More Abortion Clinics Set to Close Following SCOTUS Ruling

The U.S. Supreme Court late Tuesday delivered a major victory to pro life advocates, declining to order an appeals court to block a major part of the Texas abortion law which was approved in the Legislature last summer, 1200 WOAI news reports.

  Bridger Amiri, the lawyer for the Texas Civil Liberties Union, who had urged the high court to intervene, said she wasn’t surprised that the justices refused.

  “Interim emergency relief that we were asking for is a pretty high bar,” she said.

  The particular provision that Planned Parenthood of Texas was challenging would require all abortion clinics to have a doctor on staff who has admitting privileges at a hospital within 30 miles of the clinic.  If that doctor is not on duty, abortions cannot be performed.

  “Abortion has now become nearly impossible for some in Texas,” said Sarah Wheat of Planned Parenthood.  “It depends on what your ZIP code is, where you live, whether you will have access to safe abortion or whether the Legislature has created enormous hurdles.”

  But pro life groups were spiking the football following the decision.

  “This is good news both for the unborn and for the women of Texas,” said Governor Perry.  “They are both now better protected from shoddy abortion providers operating in dangerous conditions.  As always, Texas will continue doing everything we can to protect the culture of life in our state.”

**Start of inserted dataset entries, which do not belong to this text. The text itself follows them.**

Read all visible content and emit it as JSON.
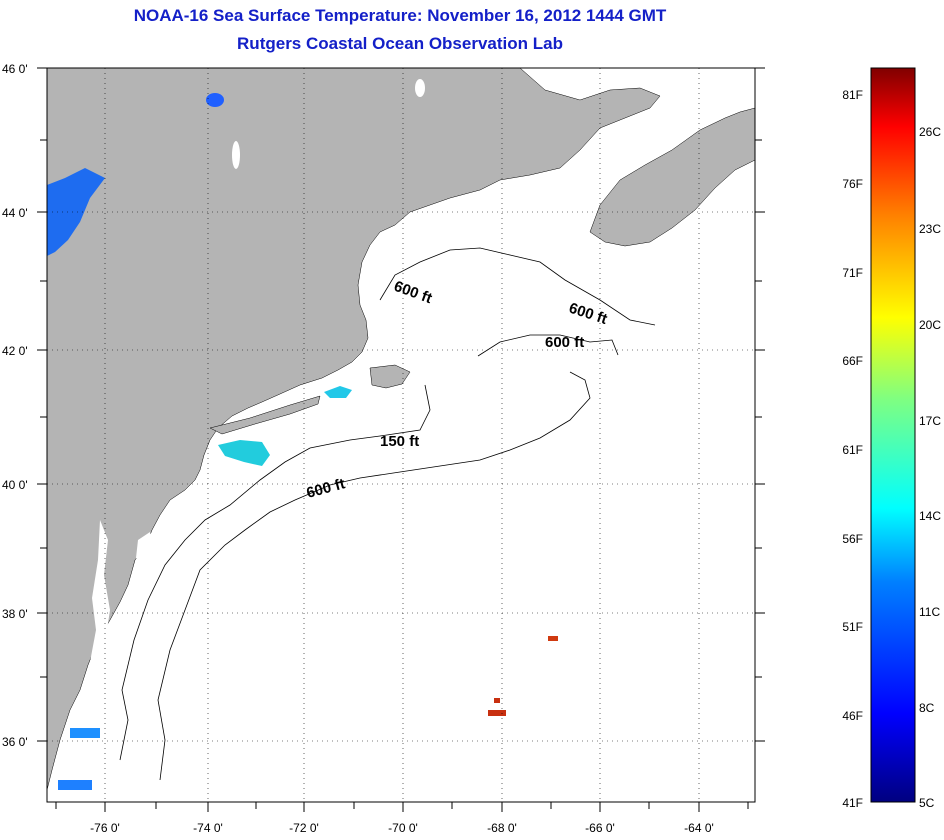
{
  "header": {
    "title": "NOAA-16 Sea Surface Temperature:  November 16, 2012 1444 GMT",
    "subtitle": "Rutgers Coastal Ocean Observation Lab"
  },
  "map": {
    "lon_range": [
      -77,
      -63
    ],
    "lat_range": [
      35,
      46
    ],
    "lat_labels": [
      "46 0'",
      "44 0'",
      "42 0'",
      "40 0'",
      "38 0'",
      "36 0'"
    ],
    "lon_labels": [
      "-76 0'",
      "-74 0'",
      "-72 0'",
      "-70 0'",
      "-68 0'",
      "-66 0'",
      "-64 0'"
    ],
    "land_color": "#b4b4b4",
    "ocean_color": "#ffffff",
    "grid": "dotted",
    "contour_labels": [
      "600 ft",
      "600 ft",
      "600 ft",
      "150 ft",
      "600 ft"
    ]
  },
  "colorbar": {
    "f_labels": [
      "81F",
      "76F",
      "71F",
      "66F",
      "61F",
      "56F",
      "51F",
      "46F",
      "41F"
    ],
    "c_labels": [
      "26C",
      "23C",
      "20C",
      "17C",
      "14C",
      "11C",
      "8C",
      "5C"
    ],
    "colors": [
      "#000080",
      "#0000ff",
      "#0080ff",
      "#00ffff",
      "#80ff80",
      "#ffff00",
      "#ff8000",
      "#ff0000",
      "#800000"
    ]
  }
}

  Pro choice groups say the ruling, which is expected to be formally implemented today by the Fifth U.S. Circuit Court of Appeals, will force the closing of several more of the roughly 38 abortion clinics still operating in Texas.  Those who will stay open, will not be able to offer abortion services when the primary M.D. is not on duty.

  “It is another great victory for life,” said State Sen. Dan Patrick (R-Houston), who is one of the authors of the bill.

  This is far from the end of the debate.  What was at issue was whether the law could be implemented in the interim, before a federal judge in Austin holds a trial on the merits of the law, which will probably happen in January.

  Patrick said he feels good about the Fifth Circuit.

 “I believe this law will stand,” Patrick said.  “They supported our sonogram bill in 2011.  I think this is a pro life court.”